Ноги Дмитрия предали. Юноша подкосился. Кейл застонал. Напрягся, удерживая двойной вес. Броня затрещала. Клеймо Шилы на предплечье вздрогнуло. Не боль – ледяное копьё, вонзившееся в ствол мозга. Мир опрокинулся. Звуки слились в рёв. Свет распался на искры.

Пять шагов.

- ДОКТОР! – кричал Кейла, пробиваясь сквозь гул. В голосе – настоящая трещина, скол на гранитной уверенности. Морвин не дрогнула. Ни единым мускулом. Тон, холодный и режущий, как скальпель из вейлстали, пронзил хаос: - Нейростабилизаторы. Протокол «Сигма». Рефрактерная травма. Сейчас.

Три шага.

Тьма сгущалась по краям зрения Дмитрия. Сжимая мир в туннель. В конце – только безжалостные, поглощающие свет ониксовые зрачки и бледное, как лунный камень, лицо. Броня Кейла под щекой – ледяной утёс. Единственная реальность. Репульсорные носилки скользнули под молодого человека – призрачно, мягко, обманчиво невесомо. Один шаг. Рука Дмитрия, скользкая от крови и пота, дёрнулась вверх. Не к помощи. Не к спасению. Инстинкт загнанного зверя.

Клеймо Шилы взорвалось. Не пульсацией – ледяным суперновым в предплечье. Безумие хлынуло пронизывающим морозом, смывая последние осколки реальности:

Силекс Прайм: Не планета. Чудовищный механический труп, пронзённый чёрными шпилями Могил. Из них сочилась тьма, пожирающая свет звёзд. Он чувствовал её холод на коже. Вдыхал запах распада металла и космической гнили.

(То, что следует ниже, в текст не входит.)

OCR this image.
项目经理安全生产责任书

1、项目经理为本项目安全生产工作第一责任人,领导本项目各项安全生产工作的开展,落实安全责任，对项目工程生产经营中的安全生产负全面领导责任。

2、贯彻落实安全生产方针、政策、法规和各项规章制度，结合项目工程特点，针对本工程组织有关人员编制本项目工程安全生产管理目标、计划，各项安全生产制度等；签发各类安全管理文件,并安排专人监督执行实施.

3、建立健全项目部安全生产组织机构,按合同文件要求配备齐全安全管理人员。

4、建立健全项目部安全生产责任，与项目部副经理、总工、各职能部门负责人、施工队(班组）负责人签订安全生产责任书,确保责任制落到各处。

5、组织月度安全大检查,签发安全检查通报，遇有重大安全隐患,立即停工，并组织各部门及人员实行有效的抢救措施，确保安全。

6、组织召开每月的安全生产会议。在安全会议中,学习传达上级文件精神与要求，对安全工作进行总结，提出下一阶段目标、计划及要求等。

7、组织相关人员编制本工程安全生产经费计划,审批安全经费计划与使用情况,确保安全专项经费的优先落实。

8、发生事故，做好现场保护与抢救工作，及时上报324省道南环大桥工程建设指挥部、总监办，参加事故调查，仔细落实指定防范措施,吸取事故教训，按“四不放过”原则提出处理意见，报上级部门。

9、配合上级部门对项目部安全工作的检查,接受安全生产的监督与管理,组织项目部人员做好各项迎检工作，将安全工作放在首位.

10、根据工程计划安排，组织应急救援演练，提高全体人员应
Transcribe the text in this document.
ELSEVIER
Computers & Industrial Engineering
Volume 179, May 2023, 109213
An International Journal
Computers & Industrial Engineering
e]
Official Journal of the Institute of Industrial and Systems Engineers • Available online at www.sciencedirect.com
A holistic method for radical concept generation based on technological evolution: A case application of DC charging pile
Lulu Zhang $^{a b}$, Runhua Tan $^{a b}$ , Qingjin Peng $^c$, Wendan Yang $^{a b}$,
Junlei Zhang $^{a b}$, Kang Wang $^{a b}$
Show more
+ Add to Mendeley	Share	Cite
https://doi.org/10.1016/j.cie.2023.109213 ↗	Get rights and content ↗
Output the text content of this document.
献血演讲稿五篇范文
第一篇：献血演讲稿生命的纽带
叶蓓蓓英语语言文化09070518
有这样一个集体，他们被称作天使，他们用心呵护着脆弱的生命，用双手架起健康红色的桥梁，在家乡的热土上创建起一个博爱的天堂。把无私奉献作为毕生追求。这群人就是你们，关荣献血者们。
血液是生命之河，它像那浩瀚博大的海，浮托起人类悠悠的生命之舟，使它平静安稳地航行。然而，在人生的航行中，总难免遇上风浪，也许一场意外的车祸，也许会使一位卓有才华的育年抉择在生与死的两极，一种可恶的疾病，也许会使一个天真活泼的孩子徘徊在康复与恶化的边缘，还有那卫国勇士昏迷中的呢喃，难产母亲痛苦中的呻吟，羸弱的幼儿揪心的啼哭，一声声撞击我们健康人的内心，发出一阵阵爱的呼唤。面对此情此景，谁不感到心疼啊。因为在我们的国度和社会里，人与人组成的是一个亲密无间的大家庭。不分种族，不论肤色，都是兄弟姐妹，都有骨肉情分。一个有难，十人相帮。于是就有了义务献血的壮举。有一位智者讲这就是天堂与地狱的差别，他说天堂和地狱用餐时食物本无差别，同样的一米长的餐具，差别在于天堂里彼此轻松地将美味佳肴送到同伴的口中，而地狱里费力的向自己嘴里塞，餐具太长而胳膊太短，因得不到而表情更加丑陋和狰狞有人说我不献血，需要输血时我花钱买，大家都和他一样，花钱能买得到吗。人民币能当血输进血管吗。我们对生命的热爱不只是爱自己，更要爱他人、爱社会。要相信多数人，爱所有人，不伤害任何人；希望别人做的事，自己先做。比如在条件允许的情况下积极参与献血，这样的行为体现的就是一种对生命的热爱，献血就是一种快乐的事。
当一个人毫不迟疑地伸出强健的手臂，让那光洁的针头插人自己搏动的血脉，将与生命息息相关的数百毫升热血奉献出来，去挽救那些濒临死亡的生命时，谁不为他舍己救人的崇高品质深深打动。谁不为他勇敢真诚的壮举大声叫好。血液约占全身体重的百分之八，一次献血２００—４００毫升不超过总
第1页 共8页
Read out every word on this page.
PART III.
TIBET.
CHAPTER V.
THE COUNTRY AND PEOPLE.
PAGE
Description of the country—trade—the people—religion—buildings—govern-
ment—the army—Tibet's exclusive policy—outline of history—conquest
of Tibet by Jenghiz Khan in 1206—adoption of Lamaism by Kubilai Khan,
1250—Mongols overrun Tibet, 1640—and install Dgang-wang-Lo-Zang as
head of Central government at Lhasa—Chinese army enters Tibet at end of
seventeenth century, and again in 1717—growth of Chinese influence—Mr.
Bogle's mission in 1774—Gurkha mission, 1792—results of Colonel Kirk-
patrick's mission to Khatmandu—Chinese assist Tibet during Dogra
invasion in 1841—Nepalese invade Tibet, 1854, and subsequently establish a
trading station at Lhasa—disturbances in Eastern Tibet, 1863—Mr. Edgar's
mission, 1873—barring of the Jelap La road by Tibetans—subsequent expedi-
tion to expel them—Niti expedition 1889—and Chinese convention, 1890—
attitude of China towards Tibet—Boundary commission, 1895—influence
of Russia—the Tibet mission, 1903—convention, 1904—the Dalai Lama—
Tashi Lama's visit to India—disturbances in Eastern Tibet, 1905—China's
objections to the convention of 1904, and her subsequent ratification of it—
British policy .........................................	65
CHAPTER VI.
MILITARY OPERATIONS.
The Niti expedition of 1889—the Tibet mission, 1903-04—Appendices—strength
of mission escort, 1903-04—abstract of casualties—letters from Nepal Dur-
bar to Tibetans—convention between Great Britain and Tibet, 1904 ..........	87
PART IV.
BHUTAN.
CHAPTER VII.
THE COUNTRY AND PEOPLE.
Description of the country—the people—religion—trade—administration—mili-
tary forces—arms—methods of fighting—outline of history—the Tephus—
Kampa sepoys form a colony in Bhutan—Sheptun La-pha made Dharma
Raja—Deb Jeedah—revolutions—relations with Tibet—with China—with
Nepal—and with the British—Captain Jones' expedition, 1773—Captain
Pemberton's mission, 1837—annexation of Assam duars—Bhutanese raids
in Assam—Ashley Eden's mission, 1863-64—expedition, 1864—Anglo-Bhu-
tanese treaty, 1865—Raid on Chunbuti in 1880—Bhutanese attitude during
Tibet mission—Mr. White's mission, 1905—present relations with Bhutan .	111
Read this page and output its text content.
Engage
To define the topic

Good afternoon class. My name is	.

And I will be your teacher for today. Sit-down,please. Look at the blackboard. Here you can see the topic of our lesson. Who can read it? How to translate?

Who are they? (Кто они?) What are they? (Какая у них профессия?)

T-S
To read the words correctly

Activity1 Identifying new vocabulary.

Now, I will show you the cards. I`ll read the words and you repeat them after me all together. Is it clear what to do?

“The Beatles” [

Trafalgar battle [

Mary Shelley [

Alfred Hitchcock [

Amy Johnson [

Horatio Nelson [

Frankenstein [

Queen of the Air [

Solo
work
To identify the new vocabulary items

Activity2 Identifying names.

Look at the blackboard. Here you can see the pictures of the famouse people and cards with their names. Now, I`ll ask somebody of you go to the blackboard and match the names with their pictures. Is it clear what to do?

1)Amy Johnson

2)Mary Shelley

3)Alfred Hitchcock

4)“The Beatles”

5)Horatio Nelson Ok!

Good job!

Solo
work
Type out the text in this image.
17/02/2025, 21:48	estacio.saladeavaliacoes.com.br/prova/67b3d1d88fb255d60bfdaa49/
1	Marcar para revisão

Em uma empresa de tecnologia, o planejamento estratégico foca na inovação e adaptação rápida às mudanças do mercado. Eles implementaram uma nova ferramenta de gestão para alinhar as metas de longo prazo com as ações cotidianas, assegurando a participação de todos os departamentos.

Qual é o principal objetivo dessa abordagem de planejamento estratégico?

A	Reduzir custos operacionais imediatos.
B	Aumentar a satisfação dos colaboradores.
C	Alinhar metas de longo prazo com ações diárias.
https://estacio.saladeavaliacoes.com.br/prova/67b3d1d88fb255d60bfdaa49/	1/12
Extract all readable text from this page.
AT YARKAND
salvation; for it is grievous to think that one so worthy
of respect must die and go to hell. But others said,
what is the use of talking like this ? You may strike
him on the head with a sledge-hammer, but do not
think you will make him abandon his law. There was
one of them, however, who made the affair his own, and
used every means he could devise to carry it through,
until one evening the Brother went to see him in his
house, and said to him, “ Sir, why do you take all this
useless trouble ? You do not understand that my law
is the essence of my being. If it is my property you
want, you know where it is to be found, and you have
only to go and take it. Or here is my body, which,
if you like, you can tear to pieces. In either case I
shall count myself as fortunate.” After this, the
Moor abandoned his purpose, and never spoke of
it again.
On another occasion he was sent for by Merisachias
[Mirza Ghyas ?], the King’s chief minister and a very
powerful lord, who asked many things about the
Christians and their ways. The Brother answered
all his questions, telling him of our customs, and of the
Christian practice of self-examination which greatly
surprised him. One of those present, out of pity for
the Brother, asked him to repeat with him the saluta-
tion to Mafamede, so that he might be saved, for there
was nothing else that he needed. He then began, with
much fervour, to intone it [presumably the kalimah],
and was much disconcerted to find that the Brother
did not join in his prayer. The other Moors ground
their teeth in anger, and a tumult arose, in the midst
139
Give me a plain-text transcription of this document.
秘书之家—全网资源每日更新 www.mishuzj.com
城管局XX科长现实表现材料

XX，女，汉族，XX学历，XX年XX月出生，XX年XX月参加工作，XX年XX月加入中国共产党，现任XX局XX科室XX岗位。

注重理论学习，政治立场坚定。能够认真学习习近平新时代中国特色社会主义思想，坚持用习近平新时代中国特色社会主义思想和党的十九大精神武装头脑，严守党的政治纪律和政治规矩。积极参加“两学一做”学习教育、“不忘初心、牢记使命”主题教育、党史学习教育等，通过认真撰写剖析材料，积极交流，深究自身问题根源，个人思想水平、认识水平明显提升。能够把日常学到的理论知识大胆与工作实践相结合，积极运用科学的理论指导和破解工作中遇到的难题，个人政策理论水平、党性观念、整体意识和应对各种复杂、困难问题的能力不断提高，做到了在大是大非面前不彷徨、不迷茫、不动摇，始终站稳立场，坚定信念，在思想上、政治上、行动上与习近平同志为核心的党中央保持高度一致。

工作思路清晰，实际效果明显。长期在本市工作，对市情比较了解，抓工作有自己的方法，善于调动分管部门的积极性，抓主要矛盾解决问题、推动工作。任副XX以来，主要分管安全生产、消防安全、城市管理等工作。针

Голос: Не звук. Давление в костях. Вибрация в зубах. Пожирающий разум голос: — "СЖЕЧЬ. ЗАПЕЧАТАТЬ. ИЛИ СТАНЕШЬ ПРОХОДОМ".

Мысль, от которой веяло запахом древнего камня и космического холода, лишённого звёзд. Приказ, вбитый молотом в самое нутро.

Перед глазами Дмитрия вновь возникла Тара Бейли, чей образ не был видением. Это было ощущение – холод лезвия на горле, запах озона от нейроного хлыста, пустота в глазах, глубже Пояса Ирроникс.

-Моя вина. Мой удар. Подлый. Бесчестный, — в бреду произносил про себя молодой человек, чувствуя, вину, что стала физической тяжестью, пригвождающей к носилкам.

- Шила… – имя вырвалось не звуком, а кровавым пузырём на губах, последним выдохом перед падением в пропасть, — Сжечь Силекс. Запечатать Могилы. Единственный якорь.

Затем для Дмитрия наступила тишина. Не пауза. Абсолют. Звук вестибюля – выключен. Свет аварийных ламп – погашен. Боль – исчезла. Ощущение тела – растворилось. Сознание оборвалось, как перерезанный трос, удерживающий шлюпку над бездной.

Последним, что увидело что-либо, прежде чем криогенная пустота поглотила целиком, было лицо Морвин. Наклонившееся. Близко. Взгляд вулканического стекла не отражал света – он поглощал его. И в них не было ни тревоги, ни сожаления.